Much of the opposition stems from religious objections. "We just believe it's plain immoral," said Tim Wildmon, vice president of the American Family Association. "It goes against the Holy Scriptures."
It may come as a revelation to Wildmon that American law and the 10 Commandments are two different things. We call ourselves a free society partly because we permit all sorts of things that "go against the Holy Scriptures"--blasphemy, fornication, making graven images, Sabbath-breaking, coveting your neighbor's maidservant and more.
The supposed moral offense that upsets conservatives is sexual relations between gays--which is already permitted nearly everywhere. If Americans can tolerate gay sex, why not gay marriage?
Conservatives, of course, do not willingly tolerate gay sex. But some of their thinkers have tried to come up with reasons to oppose gay marriage that are somewhat more persuasive than invoking Leviticus. The effort only demonstrates the emptiness of their cause. What they are engaged in is not reasoning but rationalization.
The primary objection from Christian Action Network president Martin Mawyer is that if gays gain the right to wed, "marriage as an institution will be rendered meaningless." Society encourages marriage, he says, solely because "it is likely to produce a greater good, namely children, who are necessary for any society's existence."
But not everyone who gets married has children, and not everyone who has children gets married. We allow unions between people who don't want children and people who can't have children.
Marriage, conservatives argue, provides a vital framework for raising children. But gay couples also raise children--either children one of them has produced or children they have adopted. There is no law to stop a lesbian mother from bringing up her own son in a household that includes her female partner.
Robert Knight of the Family Research Council says homosexual conduct has to be discouraged to preserve traditional marriages, which are precious because "the stability they bring to a community benefits all." But allowing gay marriage would advance the same interest by discouraging promiscuity and encouraging commitment--the opposite of what current policy does. If it's good for society when straight couples settle down in permanent, legally sanctioned relationships, why is it bad when gay couples do likewise?

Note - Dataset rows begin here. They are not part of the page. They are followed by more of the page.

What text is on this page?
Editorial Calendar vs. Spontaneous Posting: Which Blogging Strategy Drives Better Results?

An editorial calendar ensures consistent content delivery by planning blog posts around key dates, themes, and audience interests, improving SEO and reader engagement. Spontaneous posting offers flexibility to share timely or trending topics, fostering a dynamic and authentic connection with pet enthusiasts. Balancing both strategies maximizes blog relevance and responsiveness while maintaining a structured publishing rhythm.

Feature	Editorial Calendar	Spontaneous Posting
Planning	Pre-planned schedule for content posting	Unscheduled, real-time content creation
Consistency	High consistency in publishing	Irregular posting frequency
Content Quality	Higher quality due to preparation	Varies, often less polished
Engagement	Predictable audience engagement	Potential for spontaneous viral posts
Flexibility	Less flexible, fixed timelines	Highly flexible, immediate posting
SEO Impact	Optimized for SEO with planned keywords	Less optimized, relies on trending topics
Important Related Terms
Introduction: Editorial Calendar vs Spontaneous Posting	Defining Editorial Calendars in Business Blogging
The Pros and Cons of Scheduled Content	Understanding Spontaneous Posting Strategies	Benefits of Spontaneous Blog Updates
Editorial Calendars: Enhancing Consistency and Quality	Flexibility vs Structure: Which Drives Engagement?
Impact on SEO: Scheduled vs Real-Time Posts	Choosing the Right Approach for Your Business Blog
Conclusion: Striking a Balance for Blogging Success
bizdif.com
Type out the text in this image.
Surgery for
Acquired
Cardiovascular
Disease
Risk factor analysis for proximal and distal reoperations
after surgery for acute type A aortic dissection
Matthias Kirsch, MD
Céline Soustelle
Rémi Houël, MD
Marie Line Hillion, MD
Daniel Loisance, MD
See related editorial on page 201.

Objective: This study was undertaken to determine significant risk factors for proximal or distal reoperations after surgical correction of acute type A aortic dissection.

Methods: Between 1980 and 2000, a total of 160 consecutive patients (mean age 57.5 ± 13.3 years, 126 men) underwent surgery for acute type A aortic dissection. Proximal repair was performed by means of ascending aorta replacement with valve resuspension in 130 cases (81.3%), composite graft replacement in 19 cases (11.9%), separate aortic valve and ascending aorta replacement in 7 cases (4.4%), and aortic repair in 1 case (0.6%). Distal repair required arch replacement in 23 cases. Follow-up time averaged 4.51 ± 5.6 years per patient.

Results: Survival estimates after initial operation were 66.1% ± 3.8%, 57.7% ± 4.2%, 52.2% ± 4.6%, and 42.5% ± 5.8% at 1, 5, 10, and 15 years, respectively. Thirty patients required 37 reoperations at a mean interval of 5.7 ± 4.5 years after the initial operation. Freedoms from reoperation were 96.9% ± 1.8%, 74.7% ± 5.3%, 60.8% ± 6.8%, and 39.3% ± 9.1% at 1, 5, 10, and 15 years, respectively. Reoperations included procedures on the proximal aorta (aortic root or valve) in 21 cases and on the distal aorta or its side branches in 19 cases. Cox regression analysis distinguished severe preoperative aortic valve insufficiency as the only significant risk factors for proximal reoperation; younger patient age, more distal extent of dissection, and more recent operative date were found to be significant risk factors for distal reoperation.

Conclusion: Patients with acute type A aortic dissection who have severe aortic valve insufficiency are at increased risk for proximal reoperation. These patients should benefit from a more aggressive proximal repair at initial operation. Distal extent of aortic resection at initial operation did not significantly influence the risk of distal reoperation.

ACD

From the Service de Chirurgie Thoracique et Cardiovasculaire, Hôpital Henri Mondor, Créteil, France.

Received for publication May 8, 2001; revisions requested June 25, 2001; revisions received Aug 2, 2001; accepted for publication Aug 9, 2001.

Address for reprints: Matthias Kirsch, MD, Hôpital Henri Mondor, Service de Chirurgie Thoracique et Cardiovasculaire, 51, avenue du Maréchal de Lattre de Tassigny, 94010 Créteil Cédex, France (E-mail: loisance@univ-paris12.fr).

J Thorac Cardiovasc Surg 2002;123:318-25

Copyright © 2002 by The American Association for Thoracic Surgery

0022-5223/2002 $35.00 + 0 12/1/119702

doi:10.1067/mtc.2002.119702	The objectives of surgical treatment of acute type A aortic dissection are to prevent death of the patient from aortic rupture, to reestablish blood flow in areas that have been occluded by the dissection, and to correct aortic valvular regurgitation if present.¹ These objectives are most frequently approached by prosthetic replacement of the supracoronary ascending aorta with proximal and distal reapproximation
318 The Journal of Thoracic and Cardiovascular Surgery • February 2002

Because it would set a terrible precedent, according to Amherst College professor Hadley Arkes. Next thing you know, he warns, we'll have to allow marriage between men and boys, between fathers and daughters, even between multiple partners. Knight goes further, fearing that some men will want to marry dogs.
Here we have passed into outright hallucination. Why does legalizing gay marriage lead to man-boy unions, any more than allowing heterosexual marriage leads to man-girl unions? Children may not marry for a simple reason that is irrelevant to gay marriage: They can't give true consent.
As for incestuous pairings, they would doubtless remain illegal because they undermine a taboo that is crucial to the protection of children and because they carry health risks for potential offspring.
Polygamy? If two women are happy to marry the same man and live together in a family, subject to the same strictures as two-partner marriages, there is no obvious reason to stop them. But such arrangements would be rare. There are lots of unmarried gay couples in America but very few unmarried men cohabiting with several women.
These arguments serve mainly to obscure the issue, not illuminate it. Conservatives say they abhor gay marriage because they value marriage. The truth is they abhor gay marriage because they abhor gays.